Abdul Halik Azeez, MMCA Sri Lanka

Abdul Halik Azeez documents a child standing in front of the remains of her recently demolished home. Surrounded by rubble, the girl holds up a mirror which captures the reflection of the city's newest development project as it looms large over the remains of her neighbourhood. The pink head of the Colombo Lotus Tower shines in the mirror's reflection surrounded by blue skies and lush green tree cover. Azeez captures a moment where two contrasting realities collide.
 
Speaking about the work, Azeez says, “the tower seems to signify Colombo’s process of purification and transformation from ‘unclean’ to ‘clean’…I took these pictures when evictions of residents at Vauxhall Street were taking place, to make way for a park surrounding the Beira Lake and the Tower. ‘Low income neighborhoods’ were removed so that the landscape would look ‘beautiful.’” Azeez’s photograph by contrast appears to show the Colombo Lotus Tower emerging from the debris of a community dwelling.
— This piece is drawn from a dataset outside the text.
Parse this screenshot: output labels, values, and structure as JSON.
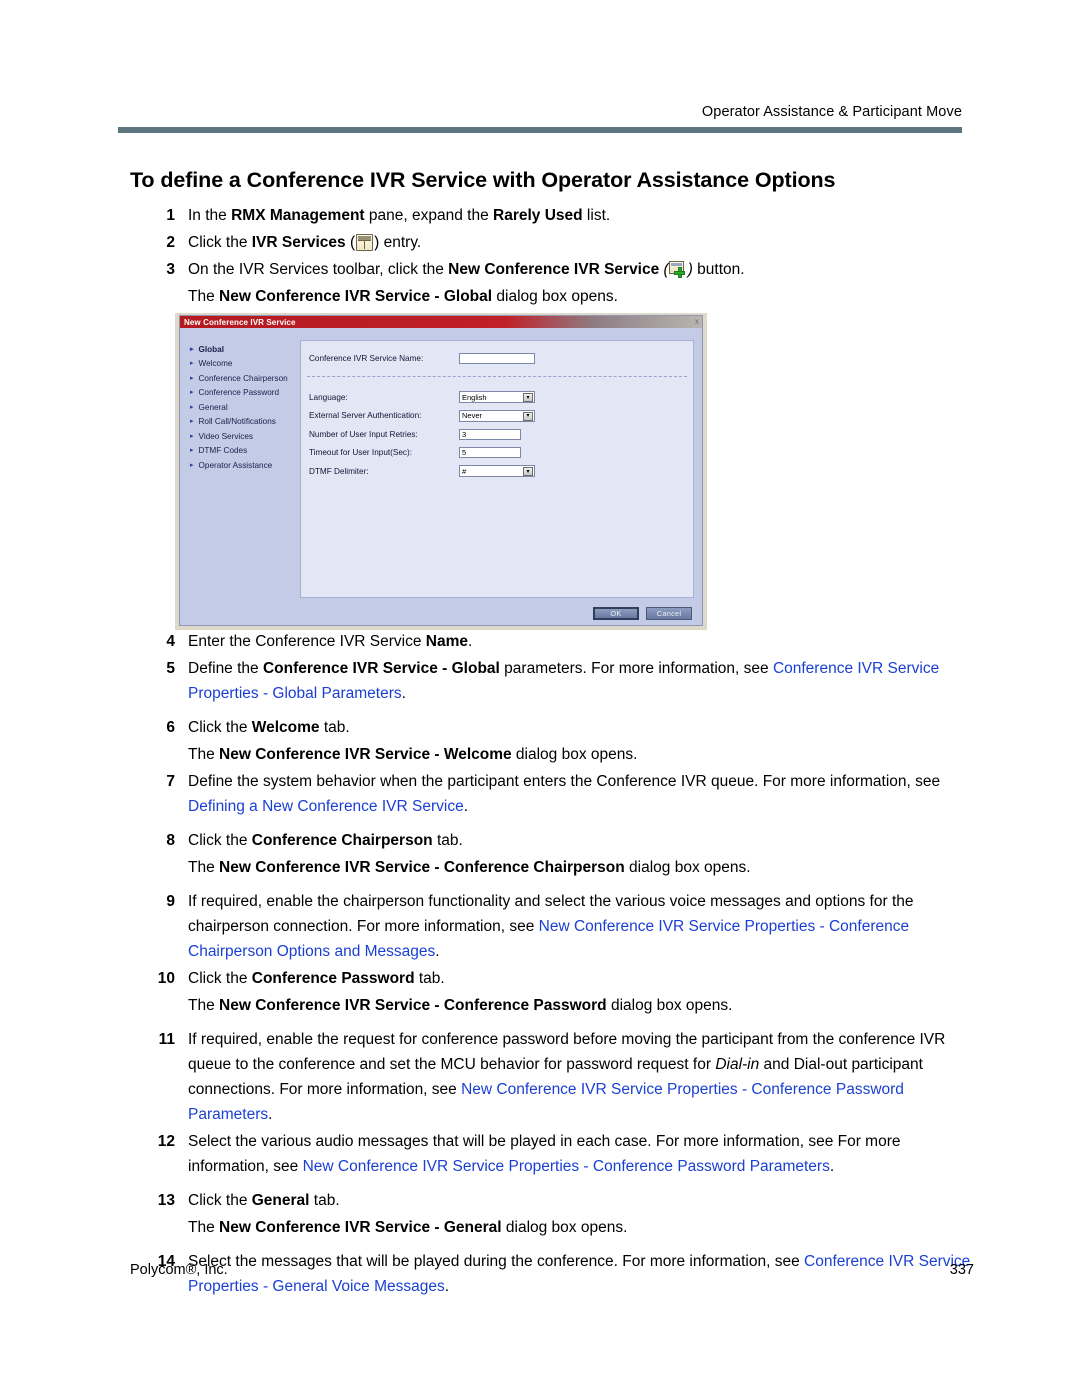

The tower is one of several capital and infrastructure projects funded by China in Sri Lanka.
 

This exhibition is structured as a sequence of changing displays which bring together six encounters between artworks from the 1950s to the present. Each display revolves around and responds to a specially chosen painting drawn from the John Keells Holdings or the George Keyt Foundation art collections. The six encounters propose playful and at times contentious comparisons between the familiar and unexpected.